Challenge: Applying automation enables organizations to better respond to consumers' requests, such as for an accounting of their data that an organization stores, as required under certain regulations.
But organizations face a significant challenge "accelerating automation to cover the vast inventory of data across different geographical locations, systems and clouds, says Boston-based Stephen Gatchell, head of data governance at Bose Corp., an audio equipment company. As part of conducting an inventory, organizations must track data lineage, identify where personal information resides and categorize confidential information and business metadata, he says.
Solution: "There has to be enough resources dedicated to ensuring compliance that crosses key disciplines of information security, privacy, legal, and data stewardship," Gatchcell advises. "We also have to develop processes that embed privacy review, security review and data management."

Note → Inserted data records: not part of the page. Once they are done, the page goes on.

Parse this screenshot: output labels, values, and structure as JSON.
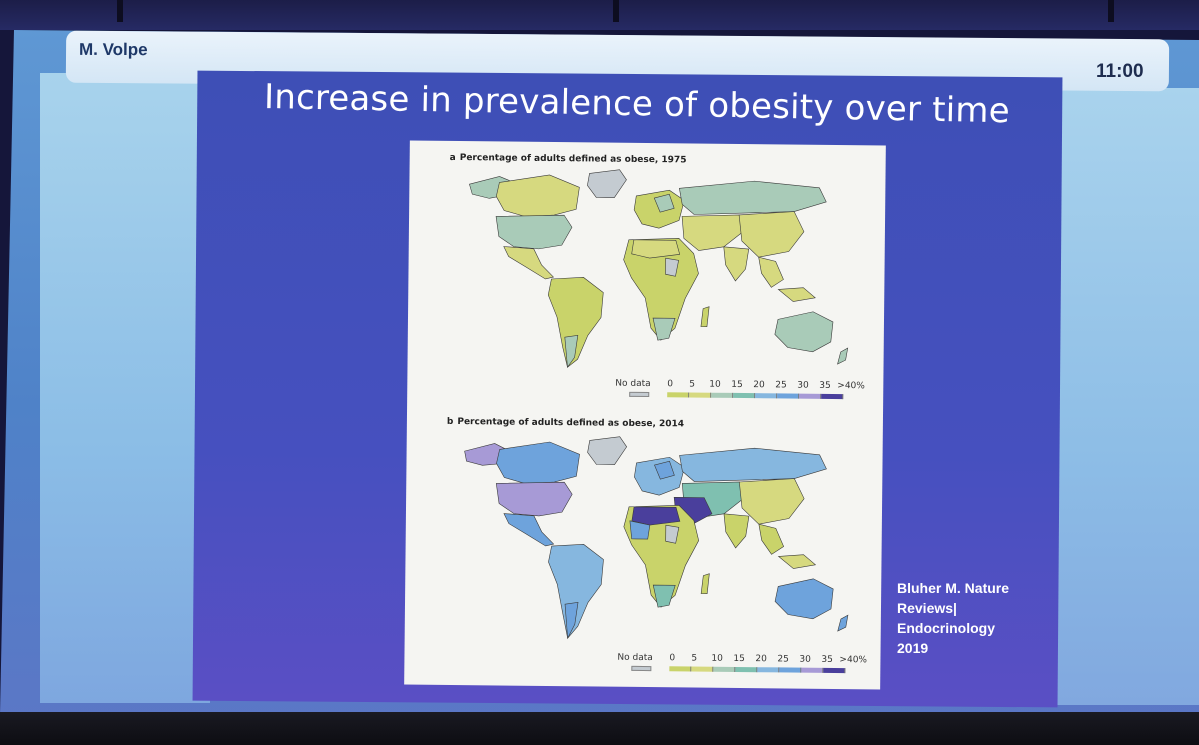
{
  "presentation": {
    "speaker": "M. Volpe",
    "clock": "11:00",
    "slide_title": "Increase in prevalence of obesity over time"
  },
  "figure": {
    "panel_a": {
      "label": "a",
      "title": "Percentage of adults defined as obese, 1975"
    },
    "panel_b": {
      "label": "b",
      "title": "Percentage of adults defined as obese, 2014"
    },
    "legend": {
      "no_data": "No data",
      "ticks": [
        "0",
        "5",
        "10",
        "15",
        "20",
        "25",
        "30",
        "35",
        ">40%"
      ],
      "colors": {
        "no_data": "#c4cbd1",
        "bins": [
          "#c9d36a",
          "#d6d97f",
          "#a9cbb8",
          "#7fc0b0",
          "#86b7df",
          "#6ea3dc",
          "#a79ad6",
          "#4a3f9c"
        ]
      }
    }
  },
  "citation": {
    "lines": [
      "Bluher M. Nature",
      "Reviews|",
      "Endocrinology",
      "2019"
    ]
  }
}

All organizations need to form a data governance team that includes business as well as technical experts, he recommends.
Roadblocks: "The problem is most companies want to have all data governance capabilities at once. They take on too many use cases by trying to build processes and capabilities," Gatchell says. "The use case value delivery cycle is too long, and stakeholders tend to lose their focus.
Too many organizations miss the mark by starting with analytics, artificial intelligence, machine learning, and data science rather than first understanding their business needs and their data maturity level, he adds.
Advice: Gatchell advises organizations to devise ways to quickly deliver value. "Develop capabilities that can deliver value for use cases vs. waiting a year to develop all capabilities before executing use cases," he says. "For example, if a data glossary delivers value, then develop that capability and deliver it vs. having all data governance capabilities at once."
Shift in Concept of Privacy
Privacy requirements have changed dramatically as a result of GDPR and CCPA, says Rafael Moscatel, managing director at Compliance and Privacy Partners, a California-based consultancy.
"The ease of digitally storing and monetizing personal information has now run up against the rights of consumers to access and in some sense, reclaim ownership of that data," he says. "That's a paradigm shift that introduces a number of logistical burdens that some organizations, even relatively new ones, are not prepared to deal with."
Moscatel says organizations need to identify and adopt appropriate privacy best practices.
"A solution needs to be proportional to an organization's true risk, and while it must meet certain standards, your compliance professionals, data fulfilment service teams and IT support must be able to work with each other and speak the same language. It's not as simple as throwing together a data map," he says. "It's not just collecting the metadata; it's understanding the relation of the attributes not simply from a database perspective but from an ethical one."